Audio By Carbonatix
A fellow of the Ghana Centre for Democratic Development (CDD-Ghana) Professor Kwaku Asare has called on the Commission on Human Rights and Administrative Justice (CHRAJ) to investigate the leakage of former Auditor-General, Daniel Yao Domelevo’s social security records by the Audit Service Board.
According to him, the act was a breach of Mr. Domelevo’s constitutional right to privacy and could go a long way to undermine the trust people have in state institutions.
Speaking on JoyNews’ Newsfile, Saturday, Prof Asare said “I believe CHRAJ should investigate how they got the SSNIT data and furthermore how someone’s social security records were leaked so shamelessly onto facebook.
“If we’re going to be a country, and if we’re going to trust our institutions, if I give my information to the social security people, I expect that it will be kept confidential.”
He stated that even the Presidency could not breach one's constitutional right to privacy and further “shamelessly” publish such confidential data on Facebook.
“There should be consequences. This cannot happen in just about any country. It’s a breach of the constitution because this is a privacy right.”
Professor Kwaku Asare’s comments follow the forced retirement of Daniel Yao Domelevo from his office as Auditor-General.

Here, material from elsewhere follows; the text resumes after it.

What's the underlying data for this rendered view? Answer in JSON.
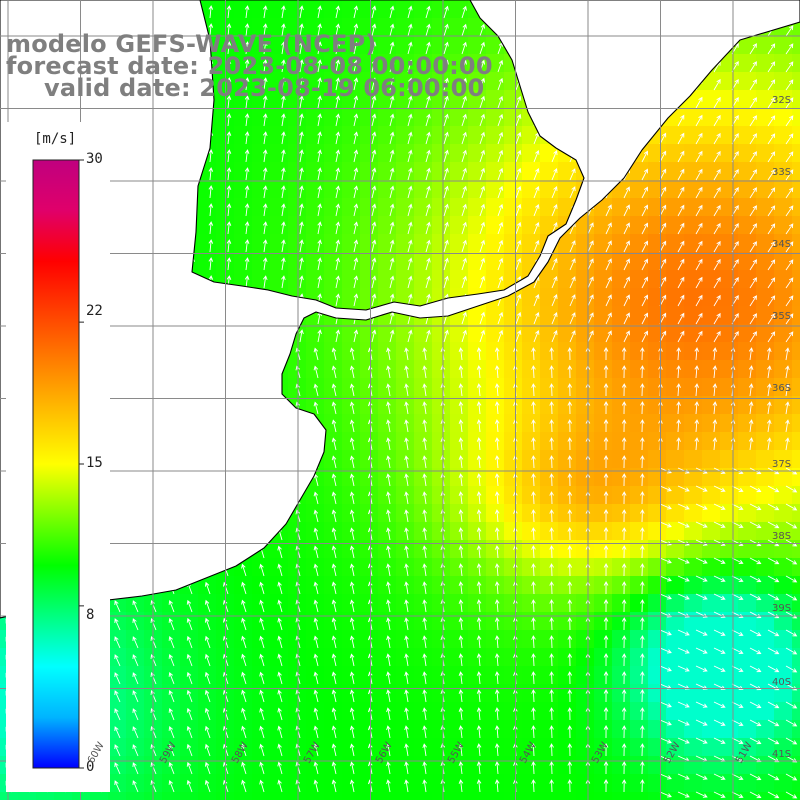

The Audit Service had claimed that after carrying out a private investigation on Mr. Domelevo, they had discovered that he was Togolese despite having Ghanaian forbears and that his retirement date was June 1, 2020 as they had discovered he was born in 1960 and not 1961 as he claimed.
However, speaking on Newsfile, Prof. Kwaku Asare said forcefully retiring Mr. Domelevo had nothing to do with the said anomalies the Audit Service Board had discovered, but rather, a coveted attempt to prevent the former Auditor General from unearthing some government dealings and documents.
Speaking of the President’s involvement in the forced retirement he said, “The benefit to him [Akufo-Addo] from dismissing the Auditor-General outweighs any cost to him. Costs include losing some votes and voters, losing some believers in the constitutional governance, losing even some people in his own party who are sticklers for good governance, perhaps being smacked down by the Supreme Court.
“… The benefit to him is that this Auditor-General is not the Auditor-General auditing the presidency and the other executive agencies, or this Auditor-General is so effective that we don’t want to expose some government dealings and government documents to him. So it is a cost benefit analysis.”
He added that the Audit Service Board was only a tool the President used in carrying out this covet mission which has resulted in Mr. Domelevo’s forced 167 days leave and subsequent retirement.
“You know the board has three nominees from the presidency including Prof. Agyeman Dua who incidentally is a former Auditor-General. So the board was the tool. He [the President] will go through the board, and you’ll see that the board will go and dig, and dig, and dig, and find something.
“It’s one thing or the other, first, it was ‘oh, you haven’t taken your leave and so go on 167 days leave’ and then as the 167 days approached, they’d try to find something. They went to do an audit on the Auditor-General.
“They hired a private accounting firm to do an audit of the Auditor General which by the way is also unconstitutional because that is the remit of parliament, that auditor found nothing, so then they had to do something.
“I believe they hired some independent investigators and they unlawfully accessed SSNIT data…then the investigators found something, they said the citizenship, he was Togolese, very dangerous, very dangerous, here you are, you wrote a memo saying the person’s mother is a Ghanaian and you’re saying the person is a Togolese how low can we get in the country? And then they went to the age.”